The following risk factors increase the likelihood for colorectal cancer:

— Those with inflammatory bowl disease (Crohn’s disease or ulcerative colitis)

— A personal or family history of colorectal cancer or colorectal polyps

— A genetic syndrome such as familial adenomatous polyposis or hereditary non-polyposis colorectal cancer (Lynch syndrome)

— Lifestyle factors such as lack of physical activity; diet low in fruit and vegetables; low fiber or high-fat diet; overweight and obesity; alcohol consumption and tobacco use

Adults aged 50-75 should be screened for colorectal cancer.
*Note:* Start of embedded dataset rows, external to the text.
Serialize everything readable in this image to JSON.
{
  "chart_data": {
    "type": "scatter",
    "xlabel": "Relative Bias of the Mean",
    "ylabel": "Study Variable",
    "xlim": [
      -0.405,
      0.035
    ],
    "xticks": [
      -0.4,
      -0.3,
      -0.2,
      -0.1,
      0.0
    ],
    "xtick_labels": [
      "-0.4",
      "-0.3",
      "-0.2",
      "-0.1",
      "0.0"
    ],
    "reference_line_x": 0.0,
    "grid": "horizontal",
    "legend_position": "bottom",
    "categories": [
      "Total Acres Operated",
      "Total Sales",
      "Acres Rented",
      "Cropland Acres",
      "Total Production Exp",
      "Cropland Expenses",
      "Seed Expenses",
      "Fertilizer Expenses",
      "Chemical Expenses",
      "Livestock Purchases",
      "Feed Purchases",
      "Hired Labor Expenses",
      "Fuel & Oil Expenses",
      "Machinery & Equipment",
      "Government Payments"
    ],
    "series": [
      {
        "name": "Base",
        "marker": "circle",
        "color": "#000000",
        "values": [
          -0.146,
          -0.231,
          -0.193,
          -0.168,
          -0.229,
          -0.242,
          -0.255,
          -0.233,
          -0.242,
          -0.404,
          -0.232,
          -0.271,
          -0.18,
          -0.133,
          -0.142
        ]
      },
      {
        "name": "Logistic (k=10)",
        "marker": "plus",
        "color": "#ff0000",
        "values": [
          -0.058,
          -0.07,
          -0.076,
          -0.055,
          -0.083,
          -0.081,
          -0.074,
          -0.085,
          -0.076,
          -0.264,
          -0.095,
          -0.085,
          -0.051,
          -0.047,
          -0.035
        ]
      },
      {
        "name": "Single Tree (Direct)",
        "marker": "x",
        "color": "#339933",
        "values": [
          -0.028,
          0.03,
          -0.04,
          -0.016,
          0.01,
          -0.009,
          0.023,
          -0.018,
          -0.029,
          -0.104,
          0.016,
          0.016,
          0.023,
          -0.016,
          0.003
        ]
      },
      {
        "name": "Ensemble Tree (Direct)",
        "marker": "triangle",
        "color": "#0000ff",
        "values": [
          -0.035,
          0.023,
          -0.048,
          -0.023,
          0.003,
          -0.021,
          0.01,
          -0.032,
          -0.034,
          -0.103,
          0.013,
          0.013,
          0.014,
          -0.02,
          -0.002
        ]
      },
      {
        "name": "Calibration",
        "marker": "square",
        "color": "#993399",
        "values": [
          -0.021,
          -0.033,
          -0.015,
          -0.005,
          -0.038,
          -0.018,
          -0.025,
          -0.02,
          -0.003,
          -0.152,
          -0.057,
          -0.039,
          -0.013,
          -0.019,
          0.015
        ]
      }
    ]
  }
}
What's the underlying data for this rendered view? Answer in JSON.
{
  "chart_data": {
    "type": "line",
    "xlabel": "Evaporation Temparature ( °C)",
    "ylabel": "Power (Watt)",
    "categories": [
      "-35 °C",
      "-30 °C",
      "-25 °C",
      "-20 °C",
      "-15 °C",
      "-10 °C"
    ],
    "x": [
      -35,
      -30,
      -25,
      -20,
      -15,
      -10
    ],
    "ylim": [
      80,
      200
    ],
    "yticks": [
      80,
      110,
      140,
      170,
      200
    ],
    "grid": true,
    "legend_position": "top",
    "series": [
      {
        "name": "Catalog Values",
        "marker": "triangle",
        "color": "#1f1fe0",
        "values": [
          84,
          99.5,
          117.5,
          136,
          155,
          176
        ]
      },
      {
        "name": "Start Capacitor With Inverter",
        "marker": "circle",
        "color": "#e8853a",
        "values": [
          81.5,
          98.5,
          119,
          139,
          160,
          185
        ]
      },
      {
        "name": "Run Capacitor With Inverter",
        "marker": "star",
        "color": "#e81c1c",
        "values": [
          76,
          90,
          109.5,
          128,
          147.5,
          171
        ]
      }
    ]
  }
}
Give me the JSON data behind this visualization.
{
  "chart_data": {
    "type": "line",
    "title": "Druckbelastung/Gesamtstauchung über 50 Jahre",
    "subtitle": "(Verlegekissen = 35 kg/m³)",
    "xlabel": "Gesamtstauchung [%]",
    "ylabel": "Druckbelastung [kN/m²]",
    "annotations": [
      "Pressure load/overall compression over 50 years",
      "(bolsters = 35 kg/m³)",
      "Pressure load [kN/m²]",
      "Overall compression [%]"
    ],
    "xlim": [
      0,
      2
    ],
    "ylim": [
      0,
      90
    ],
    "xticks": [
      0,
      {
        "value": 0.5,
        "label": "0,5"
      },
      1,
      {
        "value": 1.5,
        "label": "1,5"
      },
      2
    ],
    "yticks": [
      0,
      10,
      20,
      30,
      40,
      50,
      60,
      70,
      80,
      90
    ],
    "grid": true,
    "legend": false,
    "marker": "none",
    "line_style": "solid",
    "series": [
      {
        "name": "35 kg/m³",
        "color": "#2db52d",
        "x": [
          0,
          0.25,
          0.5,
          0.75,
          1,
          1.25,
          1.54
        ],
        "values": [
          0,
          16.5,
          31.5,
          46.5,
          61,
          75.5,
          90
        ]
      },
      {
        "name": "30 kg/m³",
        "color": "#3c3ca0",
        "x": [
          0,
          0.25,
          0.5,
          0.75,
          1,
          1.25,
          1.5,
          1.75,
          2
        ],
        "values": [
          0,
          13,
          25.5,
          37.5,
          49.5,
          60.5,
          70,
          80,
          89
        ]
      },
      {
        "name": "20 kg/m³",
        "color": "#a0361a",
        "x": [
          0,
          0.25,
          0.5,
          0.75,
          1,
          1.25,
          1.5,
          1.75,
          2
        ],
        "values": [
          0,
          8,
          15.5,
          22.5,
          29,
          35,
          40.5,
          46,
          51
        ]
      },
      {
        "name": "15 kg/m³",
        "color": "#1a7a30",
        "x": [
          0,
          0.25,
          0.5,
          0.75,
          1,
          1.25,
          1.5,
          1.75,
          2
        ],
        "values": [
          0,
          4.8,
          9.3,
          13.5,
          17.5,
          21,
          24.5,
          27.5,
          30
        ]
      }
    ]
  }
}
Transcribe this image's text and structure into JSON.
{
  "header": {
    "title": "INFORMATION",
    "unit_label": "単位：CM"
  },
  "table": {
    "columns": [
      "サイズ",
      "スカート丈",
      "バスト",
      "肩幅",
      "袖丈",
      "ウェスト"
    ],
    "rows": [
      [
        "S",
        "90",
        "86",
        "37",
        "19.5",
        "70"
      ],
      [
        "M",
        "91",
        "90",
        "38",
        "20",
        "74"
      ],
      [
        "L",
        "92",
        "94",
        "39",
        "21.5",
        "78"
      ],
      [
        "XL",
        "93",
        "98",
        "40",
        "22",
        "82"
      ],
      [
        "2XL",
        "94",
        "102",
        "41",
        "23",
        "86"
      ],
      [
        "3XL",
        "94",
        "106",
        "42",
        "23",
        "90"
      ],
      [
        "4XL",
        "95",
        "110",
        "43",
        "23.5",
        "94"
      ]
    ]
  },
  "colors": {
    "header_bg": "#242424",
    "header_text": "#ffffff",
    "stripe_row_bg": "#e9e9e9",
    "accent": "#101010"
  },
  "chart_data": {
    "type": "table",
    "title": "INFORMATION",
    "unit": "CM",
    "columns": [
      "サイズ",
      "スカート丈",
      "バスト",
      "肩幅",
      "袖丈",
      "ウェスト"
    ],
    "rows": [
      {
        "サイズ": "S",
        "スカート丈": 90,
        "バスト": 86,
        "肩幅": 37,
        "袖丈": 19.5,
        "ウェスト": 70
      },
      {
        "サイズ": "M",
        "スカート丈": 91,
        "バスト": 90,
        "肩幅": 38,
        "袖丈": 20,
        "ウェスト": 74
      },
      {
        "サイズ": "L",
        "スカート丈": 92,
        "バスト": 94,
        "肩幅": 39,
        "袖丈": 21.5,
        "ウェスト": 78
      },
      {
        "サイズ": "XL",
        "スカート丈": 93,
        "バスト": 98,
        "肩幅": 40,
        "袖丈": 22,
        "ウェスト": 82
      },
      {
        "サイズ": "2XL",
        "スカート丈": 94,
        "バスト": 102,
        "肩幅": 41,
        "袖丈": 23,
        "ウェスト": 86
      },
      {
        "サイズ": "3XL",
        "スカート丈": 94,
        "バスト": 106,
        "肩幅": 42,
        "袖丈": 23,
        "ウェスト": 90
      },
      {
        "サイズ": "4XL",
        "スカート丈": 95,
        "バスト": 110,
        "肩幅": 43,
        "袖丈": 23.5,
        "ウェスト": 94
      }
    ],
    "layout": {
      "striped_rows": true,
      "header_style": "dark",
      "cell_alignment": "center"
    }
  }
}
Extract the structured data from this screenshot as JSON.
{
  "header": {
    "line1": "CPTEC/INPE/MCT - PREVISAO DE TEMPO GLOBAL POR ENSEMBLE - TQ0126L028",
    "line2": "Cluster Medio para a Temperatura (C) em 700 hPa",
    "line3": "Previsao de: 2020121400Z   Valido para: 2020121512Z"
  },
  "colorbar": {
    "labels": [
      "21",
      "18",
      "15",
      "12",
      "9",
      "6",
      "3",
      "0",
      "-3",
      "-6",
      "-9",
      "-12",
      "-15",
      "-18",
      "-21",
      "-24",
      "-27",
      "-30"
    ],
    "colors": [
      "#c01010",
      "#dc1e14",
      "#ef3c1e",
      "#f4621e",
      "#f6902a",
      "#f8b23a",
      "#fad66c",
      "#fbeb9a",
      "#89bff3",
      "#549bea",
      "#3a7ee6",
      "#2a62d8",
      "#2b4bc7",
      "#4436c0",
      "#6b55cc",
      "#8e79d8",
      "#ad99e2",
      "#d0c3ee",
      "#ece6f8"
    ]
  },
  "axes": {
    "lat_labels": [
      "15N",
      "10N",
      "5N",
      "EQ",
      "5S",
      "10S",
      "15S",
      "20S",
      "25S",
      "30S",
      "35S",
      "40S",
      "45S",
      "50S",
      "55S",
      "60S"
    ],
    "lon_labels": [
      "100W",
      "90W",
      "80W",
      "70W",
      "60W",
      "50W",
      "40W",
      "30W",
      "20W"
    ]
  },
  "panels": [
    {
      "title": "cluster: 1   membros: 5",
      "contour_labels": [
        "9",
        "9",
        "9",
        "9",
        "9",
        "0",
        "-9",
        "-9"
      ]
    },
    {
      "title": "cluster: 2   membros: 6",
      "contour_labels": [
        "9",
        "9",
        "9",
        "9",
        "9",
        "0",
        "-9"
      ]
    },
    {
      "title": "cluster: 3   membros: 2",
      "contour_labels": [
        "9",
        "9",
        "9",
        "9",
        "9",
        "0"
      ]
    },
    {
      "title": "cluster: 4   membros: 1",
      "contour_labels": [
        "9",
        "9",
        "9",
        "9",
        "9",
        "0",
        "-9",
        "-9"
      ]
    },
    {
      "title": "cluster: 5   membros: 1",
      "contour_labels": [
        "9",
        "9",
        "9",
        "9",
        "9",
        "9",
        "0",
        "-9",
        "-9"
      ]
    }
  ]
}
Screening can detect precancerous polyps (abnormal growths in the colon or rectum). Polyps can be removed before they turn cancerous. Those at increased risk for colorectal cancer should be screened prior to age 50. Screening is extremely important for early detection of colorectal cancer.

There are several types of screening tests for colorectal cancer. Talk with your doctor about which test is right for you.

— Stool tests: There are several forms of stool tests available from a doctor. A stool test looks for blood or altered DNA in stool. A guaiac-based fecal occult blood test and a fecal immunochemical test both use a brush to obtain a small sample of stool. This is then sent back to the doctor or a lab for analysis.

Both tests are done yearly at home. A FIT-DNA test is another stool test that looks for altered DNA in the stool. An entire bowel movement is sent to a lab to check for cancer cells. A FIT-DNA test is done usually once every one to three years.

— Flexible sigmoidoscopy: A short, thin tube is inserted into the rectum. A doctor checks for potentially cancerous polyps inside the rectum and lower part of the colon.